In a few weeks, fireflies will emerge from the grasses in the warmth of Minnesota’s early summer nights. They’ll emit their soft light in the intricate flashes and coded blinks they need to find each other during their short lives.
Those flashes, however, may be invisible under the growing glare of artificial light.
That’s part of the reason firefly populations are falling across the continent. As many as one in three firefly species may be at risk of extinction in the United States and Canada. Scientists are trying to find out by exactly how much in Minnesota, where data on the bugs has been scarce. But much like native bees, butterflies and other pollinators, fireflies here are in a clear and unmistakable decline, according to the U.S. Fish and Wildlife Service.

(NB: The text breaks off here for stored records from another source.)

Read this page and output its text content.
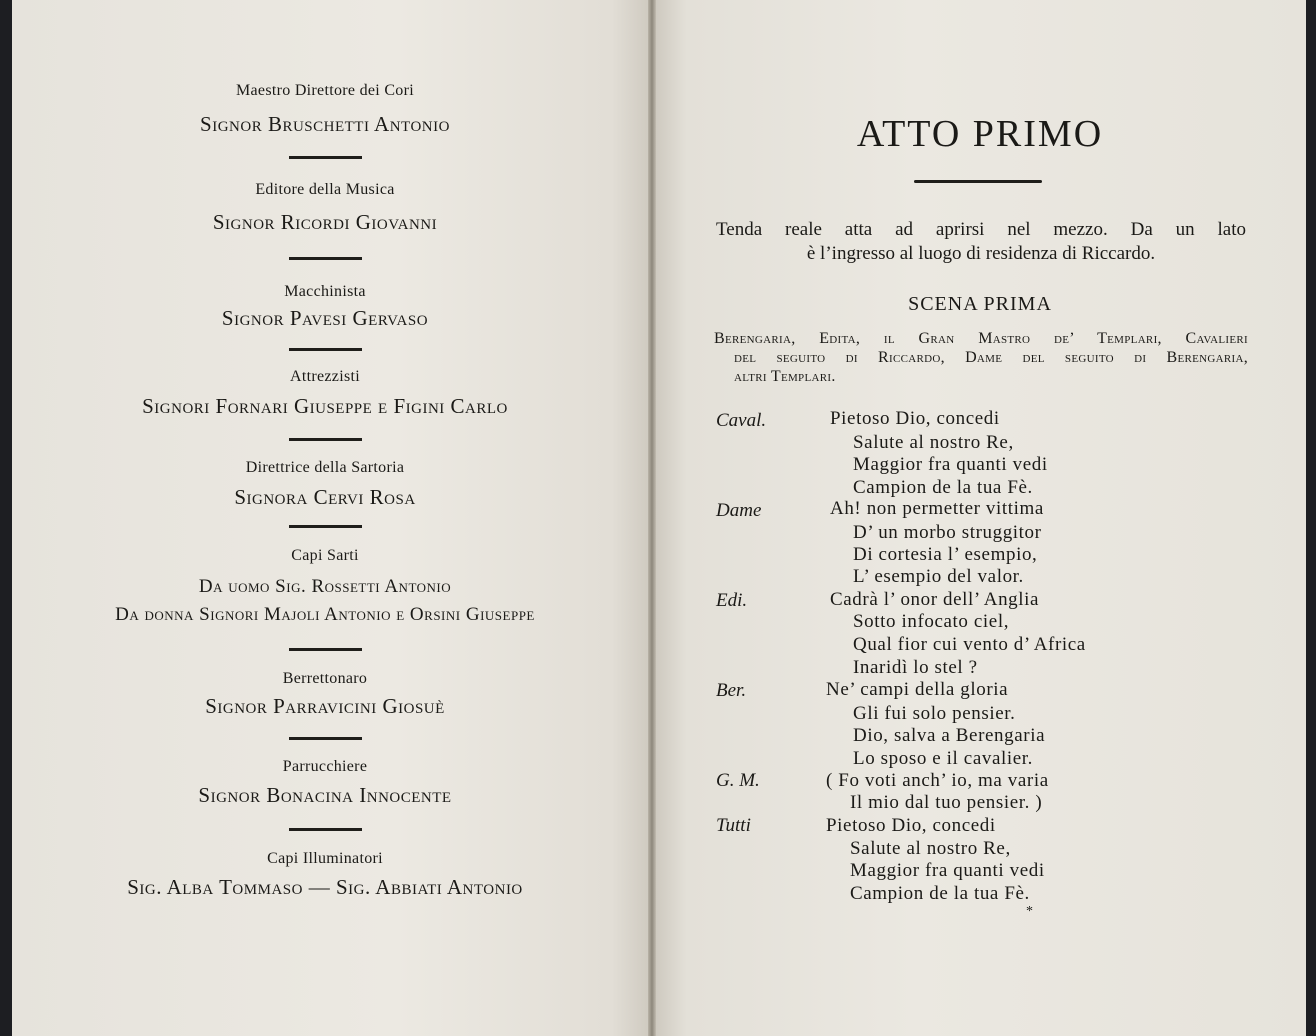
Maestro Direttore dei Cori
Signor Bruschetti Antonio
Editore della Musica
Signor Ricordi Giovanni
Macchinista
Signor Pavesi Gervaso
Attrezzisti
Signori Fornari Giuseppe e Figini Carlo
Direttrice della Sartoria
Signora Cervi Rosa
Capi Sarti
Da uomo Sig. Rossetti Antonio
Da donna Signori Majoli Antonio e Orsini Giuseppe
Berrettonaro
Signor Parravicini Giosuè
Parrucchiere
Signor Bonacina Innocente
Capi Illuminatori
Sig. Alba Tommaso — Sig. Abbiati Antonio
ATTO PRIMO
Tenda reale atta ad aprirsi nel mezzo. Da un lato
è l’ingresso al luogo di residenza di Riccardo.
SCENA PRIMA
Berengaria, Edita, il Gran Mastro de’ Templari, Cavalieri
del seguito di Riccardo, Dame del seguito di Berengaria,
altri Templari.
Caval.	Pietoso Dio, concedi
Salute al nostro Re,
Maggior fra quanti vedi
Campion de la tua Fè.
Dame	Ah! non permetter vittima
D’ un morbo struggitor
Di cortesia l’ esempio,
L’ esempio del valor.
Edi.	Cadrà l’ onor dell’ Anglia
Sotto infocato ciel,
Qual fior cui vento d’ Africa
Inaridì lo stel ?
Ber.	Ne’ campi della gloria
Gli fui solo pensier.
Dio, salva a Berengaria
Lo sposo e il cavalier.
G. M.	( Fo voti anch’ io, ma varia
Il mio dal tuo pensier. )
Tutti	Pietoso Dio, concedi
Salute al nostro Re,
Maggior fra quanti vedi
Campion de la tua Fè.
*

The lightning bugs that once flashed so commonly in backyards and parks across the state are succumbing to some of the same perils that have devastated other insects, said Jill Utrup, a biologist with the Fish and Wildlife Service.
The intensive use of pesticides such as neonicotinoids, for instance, that began in the early 2000s can kill the bugs, especially when they’re in their larval stage. Other pesticides destroy the snails and slugs they need as prey in the early part of their lives. The creatures have also lost a fair amount of habitat, Utrup said.
But the bioluminescent beetles also have to contend with an additional problem of their own: light pollution. Lights from new houses, businesses and urban sprawl are keeping fireflies from finding each other during the critical four- or five-week window they have to mate.
The night sky in Minnesota has been brightening for years. Worldwide, it brightened 9.6% annually from 2011 to 2022.
“What all that light does to them is different depending on the species of firefly,” Utrup said. “In some, it interferes with their communication. Others are triggered by darkness, and they won’t produce their own light until there’s a suitable level of darkness.”